Using a recent IER study, Fisher and Febrizio argue that closing existing, reliable power plants and building new, intermittent ones closely mirrors the “broken windows” fallacy as laid out in economist Frederic Bastiat’s essay “What Is Seen and What Is Not Seen.” In short, destroying valuable power plants increases costs for Americans, even if those costs are hidden and the new power plants appear to some observers to be a sign of economic progress. The authors argue it is important for energy economists to consider the tradeoffs when thinking about energy policy and to convey those ideas to policymakers.

Below is an excerpt from the piece: 

Simply examining forward-looking estimates like those of the EIA does not provide the full picture. If one merely looks at the benefits of new power plants and doesn’t assess the costs of destroying existing things of value, the analysis will be skewed and incomplete for policymaking purposes.

The late French economist Frederic Bastiat examined the concept of unintended consequences in his essay, What Is Seen and What Is Not Seen, where he discussed the less apparent ramifications of destroying things of value in order to spur economic activity in another area. His best-known example is that of a child breaking a shop window, causing the people of the town to take comfort in the increased business for the glazier to repair the window. Ultimately, Bastiat disagrees with that common sentiment and argues that breaking windows to encourage industry in another sector is harmful, since “society loses the value of things which are uselessly destroyed.”[14]
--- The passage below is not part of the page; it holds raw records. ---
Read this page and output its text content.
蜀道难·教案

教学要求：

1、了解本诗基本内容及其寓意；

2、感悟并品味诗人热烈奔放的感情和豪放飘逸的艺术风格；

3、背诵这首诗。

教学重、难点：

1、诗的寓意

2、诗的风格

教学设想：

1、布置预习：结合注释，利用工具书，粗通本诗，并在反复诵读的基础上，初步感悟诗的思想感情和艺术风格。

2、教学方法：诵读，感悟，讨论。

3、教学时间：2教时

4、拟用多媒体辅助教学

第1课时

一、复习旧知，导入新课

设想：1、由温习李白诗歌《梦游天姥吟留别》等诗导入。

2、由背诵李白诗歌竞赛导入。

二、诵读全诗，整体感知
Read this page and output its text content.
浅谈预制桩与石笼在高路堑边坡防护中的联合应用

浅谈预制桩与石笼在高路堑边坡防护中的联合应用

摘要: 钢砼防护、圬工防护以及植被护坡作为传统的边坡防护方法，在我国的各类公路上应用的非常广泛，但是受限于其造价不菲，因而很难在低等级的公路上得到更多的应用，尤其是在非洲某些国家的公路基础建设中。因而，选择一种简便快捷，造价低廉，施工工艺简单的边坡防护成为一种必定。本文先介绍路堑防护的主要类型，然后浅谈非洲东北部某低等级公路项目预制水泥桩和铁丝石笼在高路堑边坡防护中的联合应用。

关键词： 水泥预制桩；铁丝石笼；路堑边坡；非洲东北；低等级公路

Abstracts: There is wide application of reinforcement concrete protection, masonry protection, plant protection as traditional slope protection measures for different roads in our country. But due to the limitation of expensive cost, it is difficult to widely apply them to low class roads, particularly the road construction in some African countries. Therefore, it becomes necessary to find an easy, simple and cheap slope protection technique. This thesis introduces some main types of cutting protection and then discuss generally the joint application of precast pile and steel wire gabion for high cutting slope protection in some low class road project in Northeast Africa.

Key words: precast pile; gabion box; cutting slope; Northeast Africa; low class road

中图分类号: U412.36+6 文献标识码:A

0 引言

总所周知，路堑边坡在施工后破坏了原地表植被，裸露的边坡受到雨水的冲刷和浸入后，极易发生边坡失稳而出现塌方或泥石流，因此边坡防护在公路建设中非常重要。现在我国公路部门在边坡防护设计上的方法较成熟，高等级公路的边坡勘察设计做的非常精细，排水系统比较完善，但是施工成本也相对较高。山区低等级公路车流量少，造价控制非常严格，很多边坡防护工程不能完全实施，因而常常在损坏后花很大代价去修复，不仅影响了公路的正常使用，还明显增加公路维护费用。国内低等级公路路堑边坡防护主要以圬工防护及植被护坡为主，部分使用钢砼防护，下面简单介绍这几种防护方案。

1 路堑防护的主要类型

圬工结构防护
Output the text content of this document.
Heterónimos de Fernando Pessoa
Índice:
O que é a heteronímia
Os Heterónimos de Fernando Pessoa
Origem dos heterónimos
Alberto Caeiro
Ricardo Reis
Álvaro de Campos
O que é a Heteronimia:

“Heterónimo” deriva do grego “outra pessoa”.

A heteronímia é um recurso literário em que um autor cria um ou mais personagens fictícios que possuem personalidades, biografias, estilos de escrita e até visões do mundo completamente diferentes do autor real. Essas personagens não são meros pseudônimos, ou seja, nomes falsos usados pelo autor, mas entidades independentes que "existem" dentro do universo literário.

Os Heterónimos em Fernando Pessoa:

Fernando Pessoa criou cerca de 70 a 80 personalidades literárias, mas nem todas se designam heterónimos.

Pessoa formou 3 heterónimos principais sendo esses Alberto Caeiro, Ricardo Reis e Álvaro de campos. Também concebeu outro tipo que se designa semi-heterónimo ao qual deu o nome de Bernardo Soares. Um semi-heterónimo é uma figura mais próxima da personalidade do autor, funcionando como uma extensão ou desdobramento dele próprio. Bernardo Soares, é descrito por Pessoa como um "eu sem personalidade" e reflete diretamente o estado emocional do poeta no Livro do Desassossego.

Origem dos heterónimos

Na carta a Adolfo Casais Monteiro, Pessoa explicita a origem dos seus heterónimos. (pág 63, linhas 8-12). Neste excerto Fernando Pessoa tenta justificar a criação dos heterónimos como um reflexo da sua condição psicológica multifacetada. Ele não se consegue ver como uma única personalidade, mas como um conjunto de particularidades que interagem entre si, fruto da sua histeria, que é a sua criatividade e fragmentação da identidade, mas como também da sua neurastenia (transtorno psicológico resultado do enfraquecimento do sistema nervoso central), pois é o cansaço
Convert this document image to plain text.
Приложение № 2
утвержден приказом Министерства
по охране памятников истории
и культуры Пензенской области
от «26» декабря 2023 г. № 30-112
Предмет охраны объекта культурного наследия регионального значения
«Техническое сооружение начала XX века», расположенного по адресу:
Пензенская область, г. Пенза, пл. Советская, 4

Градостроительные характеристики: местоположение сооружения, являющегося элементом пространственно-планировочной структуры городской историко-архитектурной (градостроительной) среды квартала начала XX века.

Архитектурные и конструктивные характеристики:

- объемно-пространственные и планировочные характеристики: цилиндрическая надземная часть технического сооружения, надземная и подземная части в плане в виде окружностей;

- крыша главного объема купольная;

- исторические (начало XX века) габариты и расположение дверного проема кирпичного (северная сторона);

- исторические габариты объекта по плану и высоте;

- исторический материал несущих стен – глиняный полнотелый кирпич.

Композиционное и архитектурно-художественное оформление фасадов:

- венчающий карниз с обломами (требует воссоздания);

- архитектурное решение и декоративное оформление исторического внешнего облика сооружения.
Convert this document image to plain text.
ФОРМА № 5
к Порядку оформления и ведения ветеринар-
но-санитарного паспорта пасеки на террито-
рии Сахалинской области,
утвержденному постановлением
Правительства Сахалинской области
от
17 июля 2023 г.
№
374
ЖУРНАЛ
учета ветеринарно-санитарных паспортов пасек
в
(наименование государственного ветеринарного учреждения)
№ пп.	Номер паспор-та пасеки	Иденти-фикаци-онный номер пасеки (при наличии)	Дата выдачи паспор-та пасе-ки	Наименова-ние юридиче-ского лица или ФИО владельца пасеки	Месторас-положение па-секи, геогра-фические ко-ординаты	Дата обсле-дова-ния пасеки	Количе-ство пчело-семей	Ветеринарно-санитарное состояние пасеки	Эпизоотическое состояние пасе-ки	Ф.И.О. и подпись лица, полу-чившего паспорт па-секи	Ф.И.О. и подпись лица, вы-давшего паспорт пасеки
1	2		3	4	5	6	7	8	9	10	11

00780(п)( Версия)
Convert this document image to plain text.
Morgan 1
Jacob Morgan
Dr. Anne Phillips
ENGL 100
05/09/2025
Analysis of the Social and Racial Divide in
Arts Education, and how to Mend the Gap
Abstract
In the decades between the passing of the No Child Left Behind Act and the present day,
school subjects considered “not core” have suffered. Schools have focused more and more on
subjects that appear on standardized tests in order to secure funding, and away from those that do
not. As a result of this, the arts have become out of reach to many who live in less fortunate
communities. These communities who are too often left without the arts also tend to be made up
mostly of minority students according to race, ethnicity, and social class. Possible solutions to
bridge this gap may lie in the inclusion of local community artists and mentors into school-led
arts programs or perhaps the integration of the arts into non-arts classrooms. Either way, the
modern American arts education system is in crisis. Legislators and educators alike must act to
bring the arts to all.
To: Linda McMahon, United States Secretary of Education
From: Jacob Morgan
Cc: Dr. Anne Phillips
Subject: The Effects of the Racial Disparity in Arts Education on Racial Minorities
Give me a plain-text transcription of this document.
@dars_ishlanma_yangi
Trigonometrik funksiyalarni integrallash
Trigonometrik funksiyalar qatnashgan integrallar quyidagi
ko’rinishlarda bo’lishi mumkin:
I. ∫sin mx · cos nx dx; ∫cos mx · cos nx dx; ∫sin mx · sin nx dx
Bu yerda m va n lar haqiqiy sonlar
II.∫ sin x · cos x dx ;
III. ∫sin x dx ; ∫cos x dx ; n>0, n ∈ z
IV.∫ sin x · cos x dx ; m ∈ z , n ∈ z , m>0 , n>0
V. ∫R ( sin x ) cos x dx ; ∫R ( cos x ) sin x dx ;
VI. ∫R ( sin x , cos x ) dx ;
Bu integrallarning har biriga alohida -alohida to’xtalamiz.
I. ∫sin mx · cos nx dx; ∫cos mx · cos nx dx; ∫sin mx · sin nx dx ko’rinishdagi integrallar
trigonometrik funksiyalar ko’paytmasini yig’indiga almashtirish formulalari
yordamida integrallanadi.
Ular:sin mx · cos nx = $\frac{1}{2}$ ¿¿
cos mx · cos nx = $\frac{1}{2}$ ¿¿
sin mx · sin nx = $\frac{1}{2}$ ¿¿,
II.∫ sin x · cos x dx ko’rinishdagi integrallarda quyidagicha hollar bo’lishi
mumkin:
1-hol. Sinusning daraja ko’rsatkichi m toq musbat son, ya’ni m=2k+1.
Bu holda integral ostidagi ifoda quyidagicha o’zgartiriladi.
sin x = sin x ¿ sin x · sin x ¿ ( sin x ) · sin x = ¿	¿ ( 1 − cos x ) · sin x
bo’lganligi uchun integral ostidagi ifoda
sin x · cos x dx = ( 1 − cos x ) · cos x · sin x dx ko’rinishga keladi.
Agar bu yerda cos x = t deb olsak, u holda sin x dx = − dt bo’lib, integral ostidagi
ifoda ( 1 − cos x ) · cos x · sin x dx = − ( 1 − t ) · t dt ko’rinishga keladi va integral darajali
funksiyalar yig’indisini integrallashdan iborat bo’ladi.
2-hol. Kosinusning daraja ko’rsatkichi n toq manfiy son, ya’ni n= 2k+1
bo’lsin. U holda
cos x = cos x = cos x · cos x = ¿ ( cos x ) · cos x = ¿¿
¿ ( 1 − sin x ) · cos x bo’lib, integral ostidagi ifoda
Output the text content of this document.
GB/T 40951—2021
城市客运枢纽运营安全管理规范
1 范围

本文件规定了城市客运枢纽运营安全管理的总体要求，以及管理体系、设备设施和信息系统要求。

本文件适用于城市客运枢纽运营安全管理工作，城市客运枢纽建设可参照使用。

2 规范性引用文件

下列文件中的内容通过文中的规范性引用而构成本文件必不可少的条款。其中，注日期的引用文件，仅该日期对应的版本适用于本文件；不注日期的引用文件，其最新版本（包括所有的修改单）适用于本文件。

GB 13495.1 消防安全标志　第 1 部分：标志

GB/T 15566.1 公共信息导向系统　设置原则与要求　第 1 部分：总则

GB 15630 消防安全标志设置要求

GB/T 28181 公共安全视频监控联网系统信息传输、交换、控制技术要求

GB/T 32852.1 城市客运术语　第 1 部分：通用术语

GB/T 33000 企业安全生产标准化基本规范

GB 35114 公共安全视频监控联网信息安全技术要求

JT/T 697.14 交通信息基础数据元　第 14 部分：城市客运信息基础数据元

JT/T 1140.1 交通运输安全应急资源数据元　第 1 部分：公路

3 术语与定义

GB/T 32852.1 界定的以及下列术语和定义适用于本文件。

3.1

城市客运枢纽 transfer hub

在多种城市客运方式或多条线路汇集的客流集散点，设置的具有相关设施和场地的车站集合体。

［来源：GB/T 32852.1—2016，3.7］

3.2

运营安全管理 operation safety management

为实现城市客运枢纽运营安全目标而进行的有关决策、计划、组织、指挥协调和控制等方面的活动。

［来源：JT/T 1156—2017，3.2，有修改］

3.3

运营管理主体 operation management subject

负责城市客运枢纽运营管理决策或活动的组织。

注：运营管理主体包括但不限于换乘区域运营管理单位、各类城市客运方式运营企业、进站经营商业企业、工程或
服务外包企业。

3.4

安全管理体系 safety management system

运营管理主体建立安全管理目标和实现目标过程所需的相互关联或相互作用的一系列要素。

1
Similarly, policymakers must understand the full context of electricity generation and analyze the cost of breaking windows in the electricity generation sector—i.e. retiring existing generation resources before the end of their economic lives. In order to perform that analysis, policymakers need an apples-to-apples metric—the LCOE for existing sources. The IER study provides this much-needed cost information and illustrates the competitiveness of current resources with the politically favored, emerging ones.[15]